Ele não existe


[Você pode ler este texto ao som de Sextape]

Ele tem mãos tão grandes que, quando me pega os pulsos, me faz sentir incrivelmente pequena. Existe uma diferença considerável de tamanho entre nós, isso eu não posso negar, mas aquelas mãos, eu garanto: quase não são humanas. Há um quê de fetiche na forma como os braços dele poderiam me manter tentativa – admito minhas inclinações e essa minha cabeça meio torpe –, mas o que mais me agrada é saber que o controle, desde o primeiro dia, sempre foi meu. Eu não sou prisioneira das vontades desse homem, mas ele se dá aos meus caprichos com uma satisfação das mais encantadoras.

Quando eu lhe peço que enrosque seus dedos compridos em meus cabelos, ele o faz num misto de ânsia e medo… Mas o faz. Nunca me negou qualquer pedido, e se eu disser mil vezes que está tudo bem, ainda o ouvirei sussurrar baixinho se eu tenho certeza, se eu quero, se eu ainda estou com ele ali – não, aqui.

Estou, meu moço, é claro que eu estou.

Ele tem unhas pequenas e quadradas que destoam da imensidão que é o seu corpo (e em qualquer outra pessoa isso poderia ser estranho, mas não nele). Há suavidade nas pontas dos seus dedos, e me esquenta o peito a forma como ele afaga o meu rosto e age como quem se deparou com uma agradável surpresa e precisa, necessita, anseia por demonstrar sua euforia. Eu retribuo sua empolgação com beijos na nuca sempre que o dia amanhece, e me sinto inflar de satisfação ao vislumbrar as equimoses que deixei na sua pele de oliva. Seus troféus, ele diz, e veste a camisa de gola alta, e ajeita a jaqueta, e arruma o cabelo. São meus, e eu não quero que ninguém os veja porque há qualquer coisa muito erótica em manter minha pose de homem sério quando minhas costas estão em carne viva e meu pescoço carrega o formato dos seus caninos.

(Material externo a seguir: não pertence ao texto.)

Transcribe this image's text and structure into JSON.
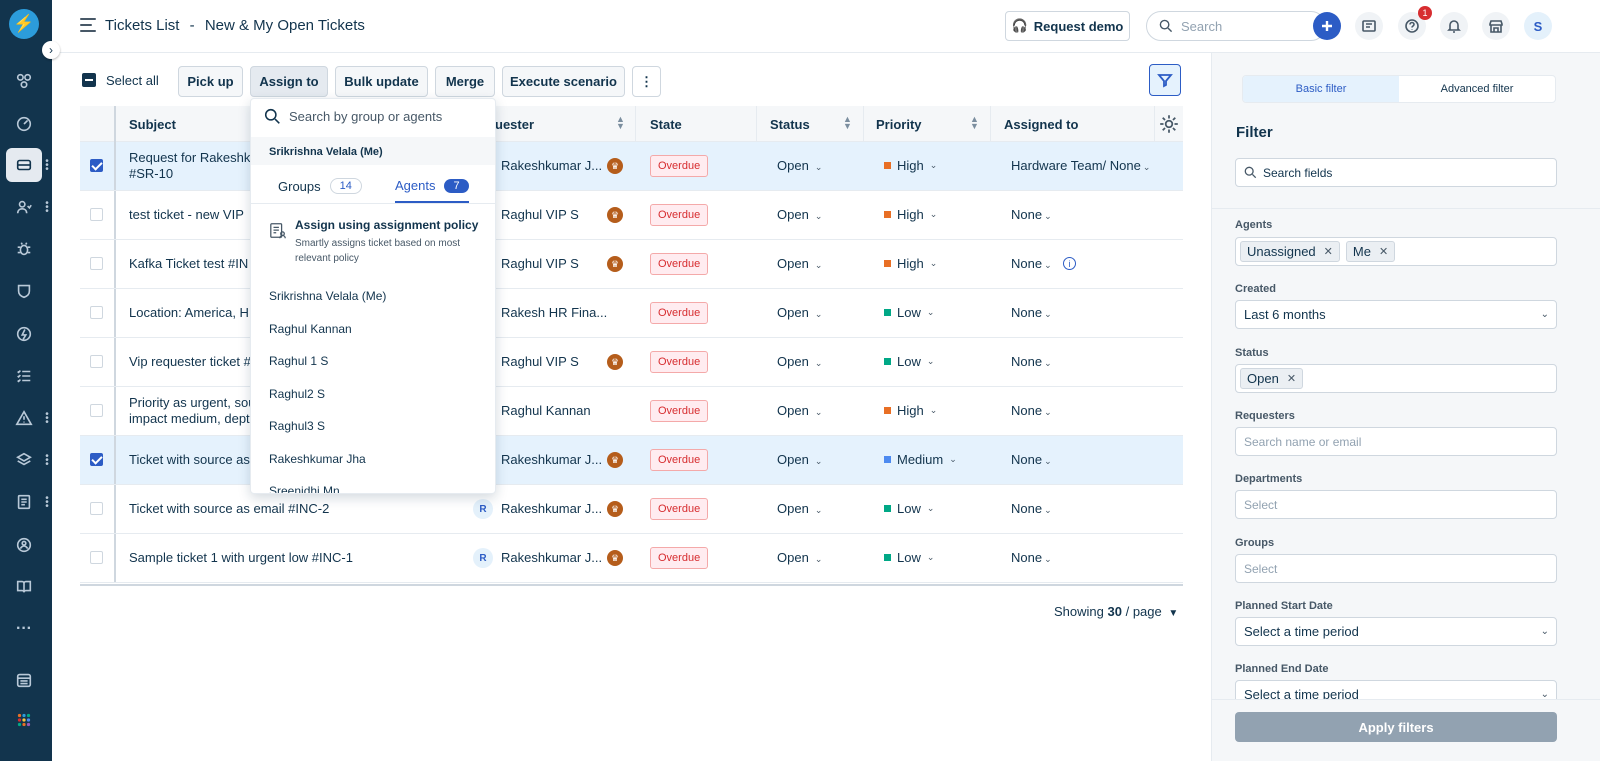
{
  "header": {
    "title": "Tickets List",
    "separator": "-",
    "view_name": "New & My Open Tickets",
    "request_demo": "Request demo",
    "search_placeholder": "Search",
    "notifications_count": "1",
    "user_initial": "S"
  },
  "toolbar": {
    "select_all": "Select all",
    "pick_up": "Pick up",
    "assign_to": "Assign to",
    "bulk_update": "Bulk update",
    "merge": "Merge",
    "execute_scenario": "Execute scenario",
    "more": "⋮"
  },
  "columns": {
    "subject": "Subject",
    "requester": "uester",
    "state": "State",
    "status": "Status",
    "priority": "Priority",
    "assigned_to": "Assigned to"
  },
  "rows": [
    {
      "subject": "Request for Rakeshku",
      "subject2": "#SR-10",
      "avatar": "",
      "requester": "Rakeshkumar J...",
      "vip": true,
      "state": "Overdue",
      "status": "Open",
      "priority": "High",
      "priority_color": "#e86f25",
      "assigned": "Hardware Team/ None",
      "selected": true,
      "info": false
    },
    {
      "subject": "test ticket - new VIP",
      "subject2": "",
      "avatar": "",
      "requester": "Raghul VIP S",
      "vip": true,
      "state": "Overdue",
      "status": "Open",
      "priority": "High",
      "priority_color": "#e86f25",
      "assigned": "None",
      "selected": false,
      "info": false
    },
    {
      "subject": "Kafka Ticket test  #IN",
      "subject2": "",
      "avatar": "",
      "requester": "Raghul VIP S",
      "vip": true,
      "state": "Overdue",
      "status": "Open",
      "priority": "High",
      "priority_color": "#e86f25",
      "assigned": "None",
      "selected": false,
      "info": true
    },
    {
      "subject": "Location: America, HF",
      "subject2": "",
      "avatar": "",
      "requester": "Rakesh HR Fina...",
      "vip": false,
      "state": "Overdue",
      "status": "Open",
      "priority": "Low",
      "priority_color": "#00a886",
      "assigned": "None",
      "selected": false,
      "info": false
    },
    {
      "subject": "Vip requester ticket  #",
      "subject2": "",
      "avatar": "",
      "requester": "Raghul VIP S",
      "vip": true,
      "state": "Overdue",
      "status": "Open",
      "priority": "Low",
      "priority_color": "#00a886",
      "assigned": "None",
      "selected": false,
      "info": false
    },
    {
      "subject": "Priority as urgent, sou",
      "subject2": "impact medium, dept",
      "avatar": "",
      "requester": "Raghul Kannan",
      "vip": false,
      "state": "Overdue",
      "status": "Open",
      "priority": "High",
      "priority_color": "#e86f25",
      "assigned": "None",
      "selected": false,
      "info": false
    },
    {
      "subject": "Ticket with source as",
      "subject2": "",
      "avatar": "",
      "requester": "Rakeshkumar J...",
      "vip": true,
      "state": "Overdue",
      "status": "Open",
      "priority": "Medium",
      "priority_color": "#4d8af0",
      "assigned": "None",
      "selected": true,
      "info": false
    },
    {
      "subject": "Ticket with source as email  #INC-2",
      "subject2": "",
      "avatar": "R",
      "requester": "Rakeshkumar J...",
      "vip": true,
      "state": "Overdue",
      "status": "Open",
      "priority": "Low",
      "priority_color": "#00a886",
      "assigned": "None",
      "selected": false,
      "info": false
    },
    {
      "subject": "Sample ticket 1 with urgent low  #INC-1",
      "subject2": "",
      "avatar": "R",
      "requester": "Rakeshkumar J...",
      "vip": true,
      "state": "Overdue",
      "status": "Open",
      "priority": "Low",
      "priority_color": "#00a886",
      "assigned": "None",
      "selected": false,
      "info": false
    }
  ],
  "pagination": {
    "prefix": "Showing",
    "count": "30",
    "suffix": "/ page"
  },
  "assign_dropdown": {
    "search_placeholder": "Search by group or agents",
    "current_user": "Srikrishna Velala (Me)",
    "groups_tab": "Groups",
    "groups_count": "14",
    "agents_tab": "Agents",
    "agents_count": "7",
    "policy_title": "Assign using assignment policy",
    "policy_desc": "Smartly assigns ticket based on most relevant policy",
    "agents": [
      "Srikrishna Velala (Me)",
      "Raghul Kannan",
      "Raghul 1 S",
      "Raghul2 S",
      "Raghul3 S",
      "Rakeshkumar Jha",
      "Sreenidhi Mn"
    ]
  },
  "filter_panel": {
    "basic_tab": "Basic filter",
    "advanced_tab": "Advanced filter",
    "title": "Filter",
    "search_placeholder": "Search fields",
    "agents_label": "Agents",
    "agents_tags": [
      "Unassigned",
      "Me"
    ],
    "created_label": "Created",
    "created_value": "Last 6 months",
    "status_label": "Status",
    "status_tags": [
      "Open"
    ],
    "requesters_label": "Requesters",
    "requesters_placeholder": "Search name or email",
    "departments_label": "Departments",
    "departments_placeholder": "Select",
    "groups_label": "Groups",
    "groups_placeholder": "Select",
    "planned_start_label": "Planned Start Date",
    "planned_start_value": "Select a time period",
    "planned_end_label": "Planned End Date",
    "planned_end_value": "Select a time period",
    "apply": "Apply filters"
  },
  "colors": {
    "primary": "#2c5cc5",
    "sidebar": "#12344d",
    "overdue": "#d72d30",
    "highlight": "#d72d30"
  }
}
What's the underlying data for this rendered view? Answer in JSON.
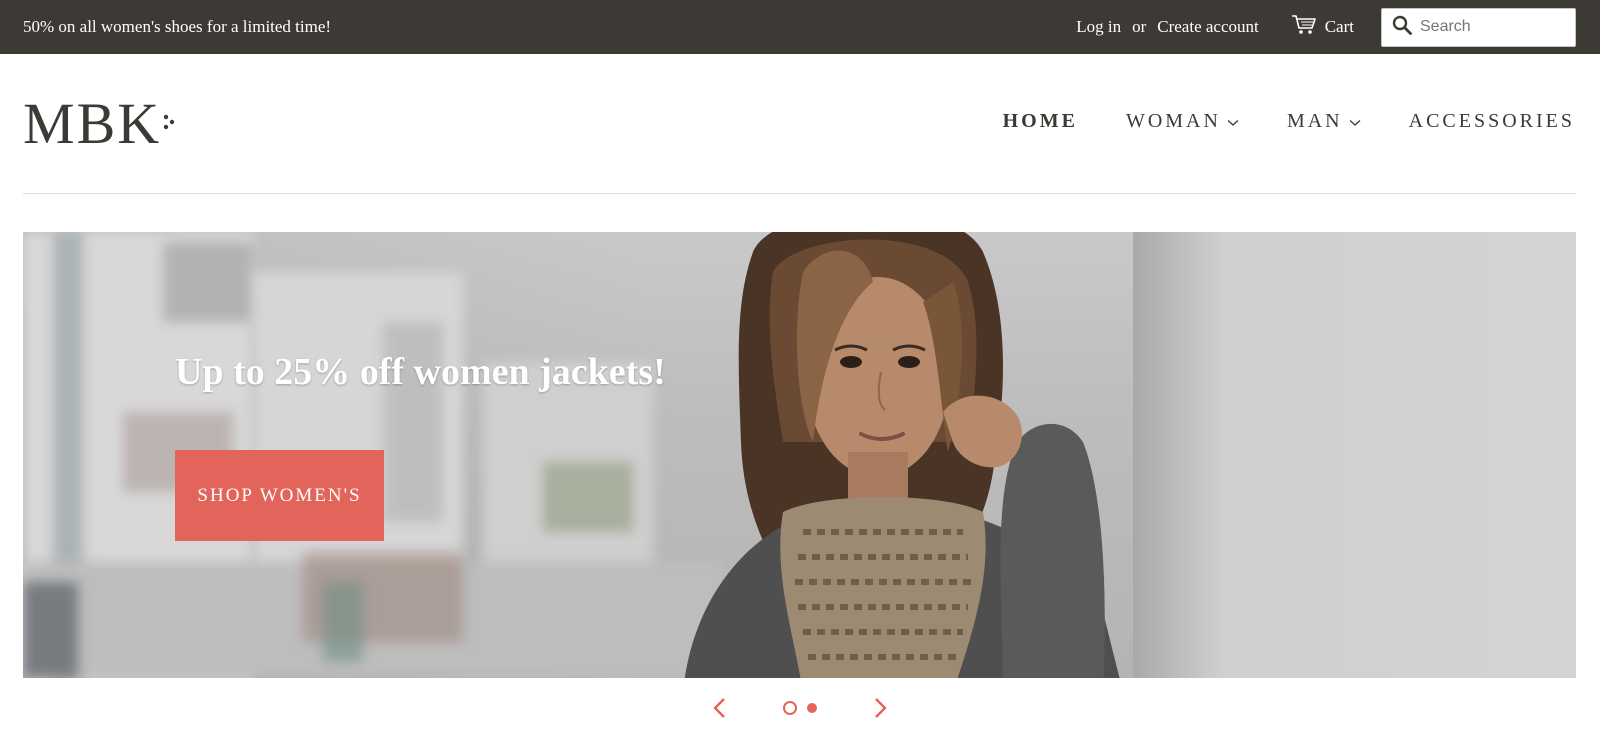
{
  "announcement": {
    "text": "50% on all women's shoes for a limited time!"
  },
  "account": {
    "login_label": "Log in",
    "or_label": "or",
    "create_account_label": "Create account",
    "cart_label": "Cart"
  },
  "search": {
    "placeholder": "Search",
    "value": ""
  },
  "logo": {
    "text": "MBK"
  },
  "nav": {
    "items": [
      {
        "label": "HOME",
        "active": true
      },
      {
        "label": "WOMAN",
        "has_dropdown": true
      },
      {
        "label": "MAN",
        "has_dropdown": true
      },
      {
        "label": "ACCESSORIES"
      }
    ]
  },
  "hero": {
    "title": "Up to 25% off women jackets!",
    "button_label": "SHOP WOMEN'S"
  },
  "slider": {
    "slide_count": 2,
    "active_index": 0
  },
  "colors": {
    "topbar_bg": "#3d3935",
    "accent": "#e2645a",
    "text": "#3d3935"
  },
  "icons": {
    "cart": "cart-icon",
    "search": "search-icon",
    "dropdown": "chevron-down-icon",
    "prev": "chevron-left-icon",
    "next": "chevron-right-icon"
  }
}
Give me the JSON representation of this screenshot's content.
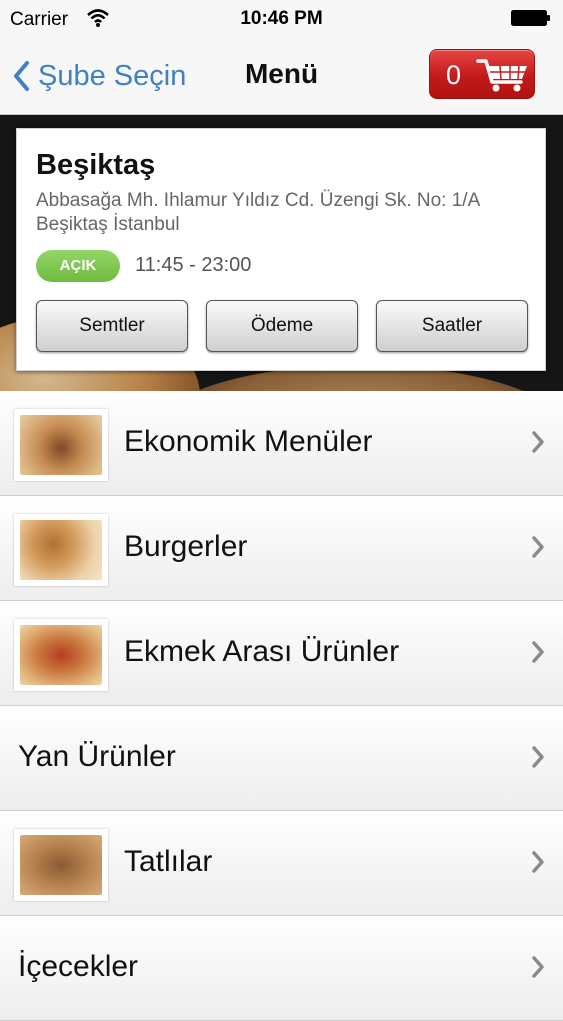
{
  "status_bar": {
    "carrier": "Carrier",
    "time": "10:46 PM"
  },
  "nav": {
    "back_label": "Şube Seçin",
    "title": "Menü",
    "cart_count": "0"
  },
  "branch": {
    "name": "Beşiktaş",
    "address": "Abbasağa Mh. Ihlamur Yıldız Cd. Üzengi Sk. No: 1/A Beşiktaş İstanbul",
    "status": "AÇIK",
    "hours": "11:45 - 23:00",
    "buttons": {
      "districts": "Semtler",
      "payment": "Ödeme",
      "hours": "Saatler"
    }
  },
  "categories": [
    {
      "label": "Ekonomik Menüler"
    },
    {
      "label": "Burgerler"
    },
    {
      "label": "Ekmek Arası Ürünler"
    },
    {
      "label": "Yan Ürünler"
    },
    {
      "label": "Tatlılar"
    },
    {
      "label": "İçecekler"
    }
  ],
  "colors": {
    "accent": "#3f82c4",
    "cart": "#c81e1e",
    "open_badge": "#7cc24a"
  }
}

Aquela explicação me liquidifica os joelhos. Há mágica naquela voz rouca e baixa e no sotaque que às vezes me impede de entender as palavras mais básicas – e embora vezenquando eu me incomode pela babilônia que são algumas das nossas conversas, eu entendo todo e cada suspiro que ele derrama sobre a minha pele quando estamos pressionados um contra o outro. Encontro paz nas palavras sem tradução que saem daquela boca apaixonante, e eu aceito tudo o que eu não entendo com entrega e gratidão.

Quando ele vai embora, eu me enrosco nos cobertores que são uma combinação de suor, perfume importado e milhões de histórias que eu ainda não escutei. Ele me encanta com sua origem meio desconhecida, com seus passos que não fazem barulho, com o fato de que uma hora dessas ele vai pegar de volta o voo para a Dinamarca – os bilhetes que encontrei debaixo da carteira dele me dizem que esse dia está cada vez mais próximo – e eu nunca mais saberei dele. Ele me encanta porque, no final das contas, não é mais do que uma ilusão gostosa com prazo de validade.